CEA Fellow: Samuel Hollander
Samuel Hollander, University Professor Emeritus at the University of Toronto, is one of the two Fellows of the Canadian Economics Association elected in 2015, the highest honour awarded by the Association in recognition of a lifetime of distinguished contribution to economics in Canada.
Professor Hollander, an outstanding scholar and teacher of the history of economic thought, is a Fellow of the Royal Society of Canada and an Officer of the Order of Canada, and was the Harold A. Innis Lecturer of the Canadian Economics Association in 1982. A graduate of the London School of Economics and of Princeton University, his Princeton PhD dissertation was published as The Sources of Increased Efficiency: A Study of DuPont Rayon Plants (MIT Press, 1965).

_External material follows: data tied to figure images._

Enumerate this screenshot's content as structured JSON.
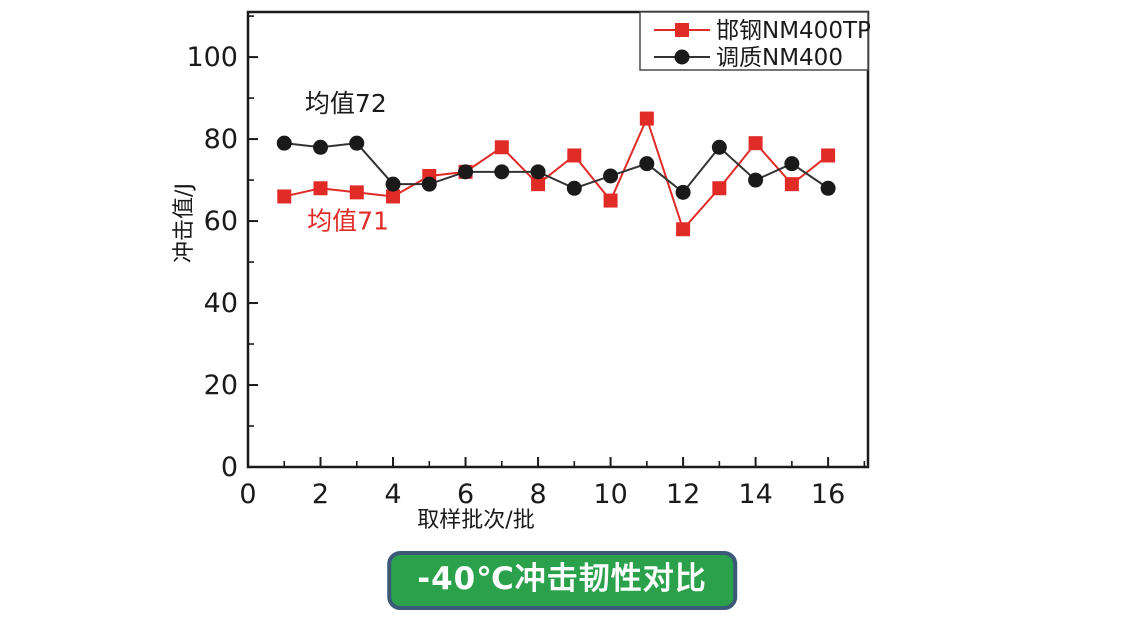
{
  "banner": {
    "label": "-40℃冲击韧性对比",
    "bg_color": "#2ba14b",
    "border_color": "#3b5a78",
    "text_color": "#ffffff"
  },
  "chart_data": {
    "type": "line",
    "title": "",
    "xlabel": "取样批次/批",
    "ylabel": "冲击值/J",
    "x": [
      1,
      2,
      3,
      4,
      5,
      6,
      7,
      8,
      9,
      10,
      11,
      12,
      13,
      14,
      15,
      16
    ],
    "series": [
      {
        "name": "邯钢NM400TP",
        "marker": "square",
        "color": "#e02b27",
        "values": [
          66,
          68,
          67,
          66,
          71,
          72,
          78,
          69,
          76,
          65,
          85,
          58,
          68,
          79,
          69,
          76
        ],
        "mean": 71
      },
      {
        "name": "调质NM400",
        "marker": "circle",
        "color": "#1a1a1a",
        "line_color": "#333333",
        "values": [
          79,
          78,
          79,
          69,
          69,
          72,
          72,
          72,
          68,
          71,
          74,
          67,
          78,
          70,
          74,
          68
        ],
        "mean": 72
      }
    ],
    "annotations": [
      {
        "text": "均值72",
        "color": "#1a1a1a",
        "x": 1.57,
        "y": 86.6
      },
      {
        "text": "均值71",
        "color": "#e02b27",
        "x": 1.63,
        "y": 58.0
      }
    ],
    "xlim": [
      0,
      17.1
    ],
    "ylim": [
      0,
      111
    ],
    "x_major_ticks": [
      0,
      2,
      4,
      6,
      8,
      10,
      12,
      14,
      16
    ],
    "x_minor_ticks": [
      1,
      3,
      5,
      7,
      9,
      11,
      13,
      15,
      17
    ],
    "y_major_ticks": [
      0,
      20,
      40,
      60,
      80,
      100
    ],
    "y_minor_ticks": [
      10,
      30,
      50,
      70,
      90,
      110
    ],
    "grid": false,
    "legend_position": "top-right",
    "frame_color": "#1a1a1a"
  }
}
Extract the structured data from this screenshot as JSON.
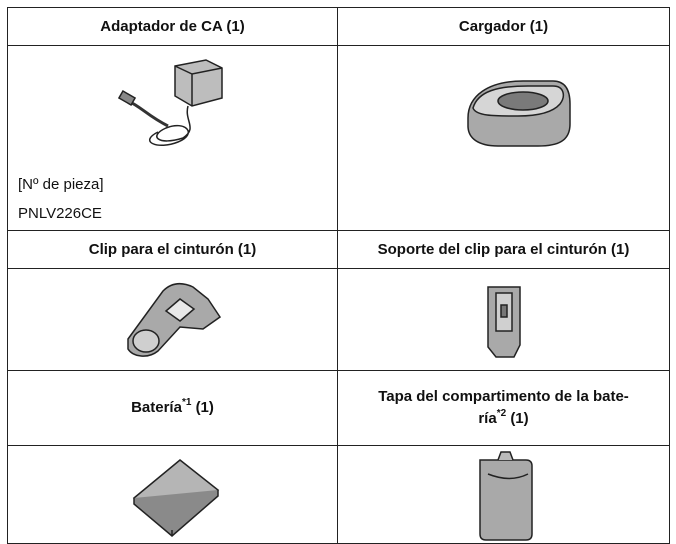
{
  "items": [
    {
      "title": "Adaptador de CA (1)",
      "part_label": "[Nº de pieza]",
      "part_number": "PNLV226CE"
    },
    {
      "title": "Cargador (1)"
    },
    {
      "title": "Clip para el cinturón (1)"
    },
    {
      "title": "Soporte del clip para el cinturón (1)"
    },
    {
      "title": "Batería",
      "note": "*1",
      "qty": "(1)"
    },
    {
      "title_lines": [
        "Tapa del compartimento de la bate-",
        "ría"
      ],
      "note": "*2",
      "qty": "(1)"
    }
  ]
}
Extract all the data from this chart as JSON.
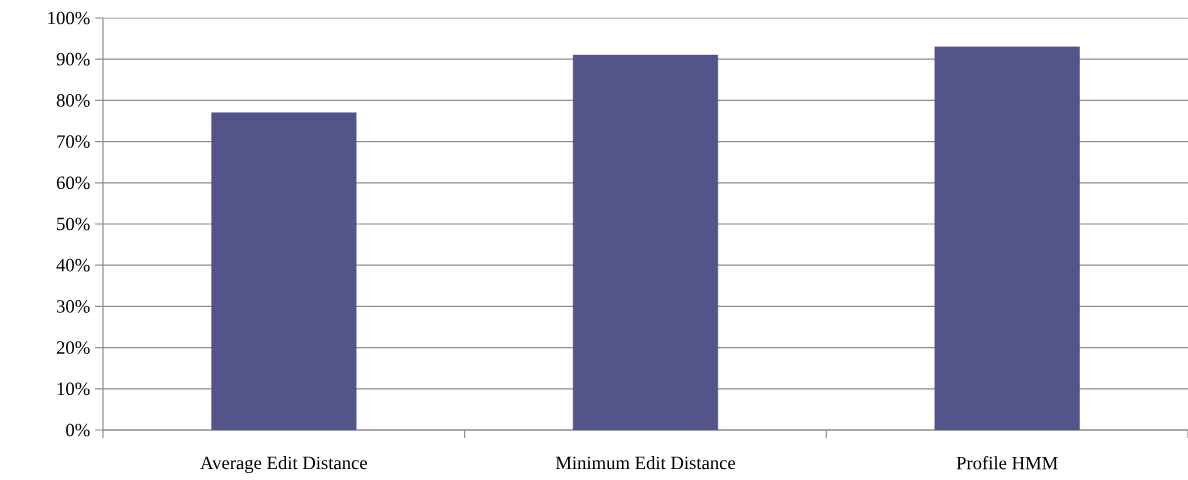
{
  "chart_data": {
    "type": "bar",
    "categories": [
      "Average Edit Distance",
      "Minimum Edit Distance",
      "Profile HMM"
    ],
    "values": [
      77,
      91,
      93
    ],
    "color": "#53548a",
    "ylim": [
      0,
      100
    ],
    "yticks": [
      {
        "value": 0,
        "label": "0%"
      },
      {
        "value": 10,
        "label": "10%"
      },
      {
        "value": 20,
        "label": "20%"
      },
      {
        "value": 30,
        "label": "30%"
      },
      {
        "value": 40,
        "label": "40%"
      },
      {
        "value": 50,
        "label": "50%"
      },
      {
        "value": 60,
        "label": "60%"
      },
      {
        "value": 70,
        "label": "70%"
      },
      {
        "value": 80,
        "label": "80%"
      },
      {
        "value": 90,
        "label": "90%"
      },
      {
        "value": 100,
        "label": "100%"
      }
    ],
    "grid": "y"
  }
}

In the history of economic thought, he has published Classical Economics (Blackwell, 1987) and four volumes of Collected Essays (Routledge, 1995 to 2013), and major studies of The Economics of Adam Smith (U. of Toronto Press and Heinemann, 1973), The Economics of David Ricardo (U. of Toronto Press and Heinemann, 1979), The Economics of John Stuart Mill (2 volumes, U. of Toronto Press and Blackwell, 1985), Jean-Baptiste Say and the Classical Canon in Economics: The British Connection in French Classicism (Routledge, 2005), The Economics of Karl Marx (Cambridge University Press, 2008), Friedrich Engels and Marxian Political Economy (Cambridge University Press, 2011), and, most recently, John Stuart Mill: Political Economist (World Scientific, 2015). Taken together, his Studies in Classical Economics provide a brilliant, challenging, and massively documented reinterpretation of the central figures and writings of classical economics (including the writings of his distant cousin Karl Marx) and their relationship to neoclassical economics.